Another point that the Supreme Court draws attention to. Deprivation of parental rights can be carried out in relation to the parent who controlled the situation
, that is, the circumstances that were the basis for deprivation of parental rights must depend on the actions of this parent. And for circumstances that do not depend on the actions of the parent, for example: mental disorder, chronic illness, with the exception of alcoholism and drug addiction - in these cases the parent is considered innocent in the circumstances that occurred and, accordingly, will not be deprived of parental rights.

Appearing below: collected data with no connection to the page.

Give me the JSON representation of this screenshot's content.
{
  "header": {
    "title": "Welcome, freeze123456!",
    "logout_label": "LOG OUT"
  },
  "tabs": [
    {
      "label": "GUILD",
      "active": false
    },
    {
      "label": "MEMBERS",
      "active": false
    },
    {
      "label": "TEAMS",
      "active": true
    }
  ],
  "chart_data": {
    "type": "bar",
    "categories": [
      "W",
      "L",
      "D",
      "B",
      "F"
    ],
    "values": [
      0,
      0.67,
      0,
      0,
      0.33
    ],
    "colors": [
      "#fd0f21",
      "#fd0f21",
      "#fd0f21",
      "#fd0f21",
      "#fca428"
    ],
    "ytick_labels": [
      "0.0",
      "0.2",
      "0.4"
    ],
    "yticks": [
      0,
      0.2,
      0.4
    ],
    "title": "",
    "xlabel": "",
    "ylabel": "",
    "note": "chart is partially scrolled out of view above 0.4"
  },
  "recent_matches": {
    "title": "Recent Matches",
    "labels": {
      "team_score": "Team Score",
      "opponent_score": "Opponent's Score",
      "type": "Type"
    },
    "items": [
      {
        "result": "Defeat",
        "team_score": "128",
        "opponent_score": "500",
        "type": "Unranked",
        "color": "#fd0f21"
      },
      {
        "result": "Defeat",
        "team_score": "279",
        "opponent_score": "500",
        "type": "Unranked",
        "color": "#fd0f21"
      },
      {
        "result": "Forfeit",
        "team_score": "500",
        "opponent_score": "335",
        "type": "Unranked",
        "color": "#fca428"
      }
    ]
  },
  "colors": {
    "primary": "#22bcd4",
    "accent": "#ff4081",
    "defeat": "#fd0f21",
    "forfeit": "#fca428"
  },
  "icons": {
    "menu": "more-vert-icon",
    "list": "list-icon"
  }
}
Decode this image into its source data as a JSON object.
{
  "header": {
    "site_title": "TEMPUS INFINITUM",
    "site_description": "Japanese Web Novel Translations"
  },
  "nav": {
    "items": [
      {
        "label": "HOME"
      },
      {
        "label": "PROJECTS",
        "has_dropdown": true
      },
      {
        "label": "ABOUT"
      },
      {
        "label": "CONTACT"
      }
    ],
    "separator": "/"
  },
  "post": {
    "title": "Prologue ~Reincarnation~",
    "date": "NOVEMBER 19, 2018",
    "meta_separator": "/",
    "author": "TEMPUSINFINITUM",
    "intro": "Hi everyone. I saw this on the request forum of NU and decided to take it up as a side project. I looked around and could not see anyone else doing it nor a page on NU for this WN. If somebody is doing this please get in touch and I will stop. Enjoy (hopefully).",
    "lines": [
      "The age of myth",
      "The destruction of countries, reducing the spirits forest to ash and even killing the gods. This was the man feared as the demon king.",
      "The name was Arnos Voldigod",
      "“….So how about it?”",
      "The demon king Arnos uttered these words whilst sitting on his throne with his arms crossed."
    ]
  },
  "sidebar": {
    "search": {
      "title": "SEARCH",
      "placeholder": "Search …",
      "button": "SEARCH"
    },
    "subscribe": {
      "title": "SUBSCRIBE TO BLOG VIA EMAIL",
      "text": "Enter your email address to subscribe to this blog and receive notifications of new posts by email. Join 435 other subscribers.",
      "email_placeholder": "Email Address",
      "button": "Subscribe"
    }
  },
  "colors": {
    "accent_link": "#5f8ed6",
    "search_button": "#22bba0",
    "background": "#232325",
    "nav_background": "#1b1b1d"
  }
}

The Supreme Court sidestepped the question of what to do with children whose parents are in prison. There are certain comments from the Supreme Court here that have been made elsewhere, in so-called responses to questions, when the Supreme Court clarifies certain provisions of the law on individual requests from the courts or on the fact that they analyze work practices. Under such circumstances, the position of the Supreme Court was expressed, but this issue was not reflected in this Resolution, and what to do with children whose parents are in prison, can they be deprived of parental rights or not - this question was not included in this Resolution of the Plenum not allowed in any way. Nevertheless, it is once again emphasized that the behavior of a parent, as a result of which he is deprived of parental rights, must necessarily be guilty
, and it was repeated several times that this is an extreme measure and is used in exceptional cases. We've heard this before. Actually, one of the basic understandings of deprivation of parental rights as a measure of parental responsibility has been preserved. And indeed, the Supreme Court considers deprivation of parental rights as a measure of parental responsibility. The concept of deprivation of parental rights as a measure of child protection finds its way into this issue quite slowly and, unfortunately, is not fully reflected in this Resolution of the Plenum of the Supreme Court.